WASHINGTON - Seven of Canada's premiers were ready to take centre stage Saturday at a high-powered conference of American governors to discuss issues near and dear to politicians on both sides of the border -- including energy, the environment and trade.

The premiers of Ontario, Quebec, Saskatchewan, Manitoba, New Brunswick, Nova Scotia and Prince Edward Island were scheduled to meet U.S. governors for an hourlong session entitled "Common Border, Common Ground" at the winter meeting of the National Governors Association, an influential get-together that often influences policy for both the White House and Congress.

It's the first-ever such meeting between the governors association and its Canadian counterpart, the Council of the Federation. It's taking place this weekend at a downtown Washington hotel just a couple of blocks from the White House.

At only the mid-way mark for the premiers' D.C. visit, several of them said President Barack Obama's administration seemed much more open to hearing about Canadian concerns. Ontario Premier Dalton McGuinty said Friday he'd noticed Obama's people were more receptive than those in the George W. Bush administration; a day later, Manitoba Premier Greg Selinger agreed.

"There's a real willingless to solve problems. I think there's a greater recognition of the value of the relationship between Canada and the United States," he said, crediting David Jacobson, the U.S. ambassador to Canada who's a close Obama associate, for his efforts to get to know the country and its premiers.

"Obviously we want to maintain our identity, our culture and our traditions but on the economic level, I think we see that we have common interests that we need to further," Selinger said, predicting trade irritants between the two countries would likely ease under the Obama administration.

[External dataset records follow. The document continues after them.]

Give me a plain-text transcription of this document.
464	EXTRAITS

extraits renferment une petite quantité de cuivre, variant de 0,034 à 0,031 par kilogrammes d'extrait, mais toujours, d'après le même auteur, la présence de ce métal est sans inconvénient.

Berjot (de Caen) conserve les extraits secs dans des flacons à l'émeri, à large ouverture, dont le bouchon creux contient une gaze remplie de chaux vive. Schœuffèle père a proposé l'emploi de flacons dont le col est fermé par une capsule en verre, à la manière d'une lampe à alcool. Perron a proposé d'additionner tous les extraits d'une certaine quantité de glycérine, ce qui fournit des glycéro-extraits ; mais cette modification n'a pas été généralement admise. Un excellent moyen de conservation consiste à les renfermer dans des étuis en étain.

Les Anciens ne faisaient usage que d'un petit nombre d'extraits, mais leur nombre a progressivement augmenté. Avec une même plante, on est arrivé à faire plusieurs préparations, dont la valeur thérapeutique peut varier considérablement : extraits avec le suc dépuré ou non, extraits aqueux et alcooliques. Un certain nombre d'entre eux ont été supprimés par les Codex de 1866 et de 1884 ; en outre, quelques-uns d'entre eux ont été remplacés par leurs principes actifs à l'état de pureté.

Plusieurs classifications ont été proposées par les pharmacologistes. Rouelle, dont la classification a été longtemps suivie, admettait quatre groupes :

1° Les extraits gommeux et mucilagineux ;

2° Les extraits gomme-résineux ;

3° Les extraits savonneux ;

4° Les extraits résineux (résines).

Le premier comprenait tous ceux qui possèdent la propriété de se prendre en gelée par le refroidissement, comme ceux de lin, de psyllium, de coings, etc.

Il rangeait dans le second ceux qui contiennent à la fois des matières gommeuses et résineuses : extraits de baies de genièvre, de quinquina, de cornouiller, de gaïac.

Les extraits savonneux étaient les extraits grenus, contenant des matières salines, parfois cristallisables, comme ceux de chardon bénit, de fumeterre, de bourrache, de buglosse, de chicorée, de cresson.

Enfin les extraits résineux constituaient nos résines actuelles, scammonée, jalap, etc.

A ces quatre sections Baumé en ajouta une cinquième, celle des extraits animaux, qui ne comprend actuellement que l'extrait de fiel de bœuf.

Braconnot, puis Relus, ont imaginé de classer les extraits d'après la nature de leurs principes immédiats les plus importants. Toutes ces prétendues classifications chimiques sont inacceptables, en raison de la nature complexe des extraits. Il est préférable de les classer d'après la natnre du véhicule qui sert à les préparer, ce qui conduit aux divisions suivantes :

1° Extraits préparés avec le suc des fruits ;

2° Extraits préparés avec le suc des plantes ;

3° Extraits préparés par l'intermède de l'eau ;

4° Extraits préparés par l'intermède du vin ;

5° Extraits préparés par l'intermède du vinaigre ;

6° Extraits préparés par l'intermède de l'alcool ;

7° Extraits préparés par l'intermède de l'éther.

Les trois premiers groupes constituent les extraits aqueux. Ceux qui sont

Later Saturday, Canada's premiers were to attend a round table devoted to finding strategies to promote green energy. Quebec Premier Jean Charest has been promoting his province's hydroelectricity projects during his visit to Washington, including during a meeting with the head of the Environmental Protection Agency on Friday.

The premiers met with two White House power brokers on Friday -- the EPA's Lisa Jackson and Larry Summers, President Barack Obama's economics czar.

Saskatchewan Premier Brad Wall, who's leading the Canadian delegation as chairman of the Council of the Federation, said he and his counterparts raised concerns that Canadian manufacturers might be subject to punitive U.S. measures now that the EPA has warned it will start regulating carbon emissions.

The EPA made the threat in the absence of greenhouse gas laws from Congress. That legislation is stalled due to the Democrats' recent loss of their filibuster-proof majority in the Senate with the election of a Republican to the late Ted Kennedy's Massachusetts seat.

Fears that Canadian manufacturers and energy providers who produce carbon-intensive goods will suffer under tough EPA regulations are shaping up to be a simmering hot spot in Canada-U.S. relations.

Charest, for his part, urged Jackson to consider hydroelectric power a renewable resource that would be eligible for green energy subsidies in the United States.

"We would like recognition in American legislation of large-scale hydro," he said Friday, adding such recognition "would create an incentive to sell more energy and more renewable energy to the United States."

The premiers aren't exactly on the same page on environmental issues. Charest has criticized Ottawa for insisting that Canadian greenhouse gas policy must be in lockstep with the Americans, while Wall and other oil-producing provinces are in agreement with the feds that the U.S. and Canada must be in synch.

Trade issues will again dominate a Sunday meeting with U.S. Agriculture Secretary Tom Vilsack. The premiers are expected to raise concerns about the U.S. country-of-origin labelling rules on Canadian meat and other food products.

Canada and Mexico have complained to the World Trade Organization about the practice, saying it violates NAFTA.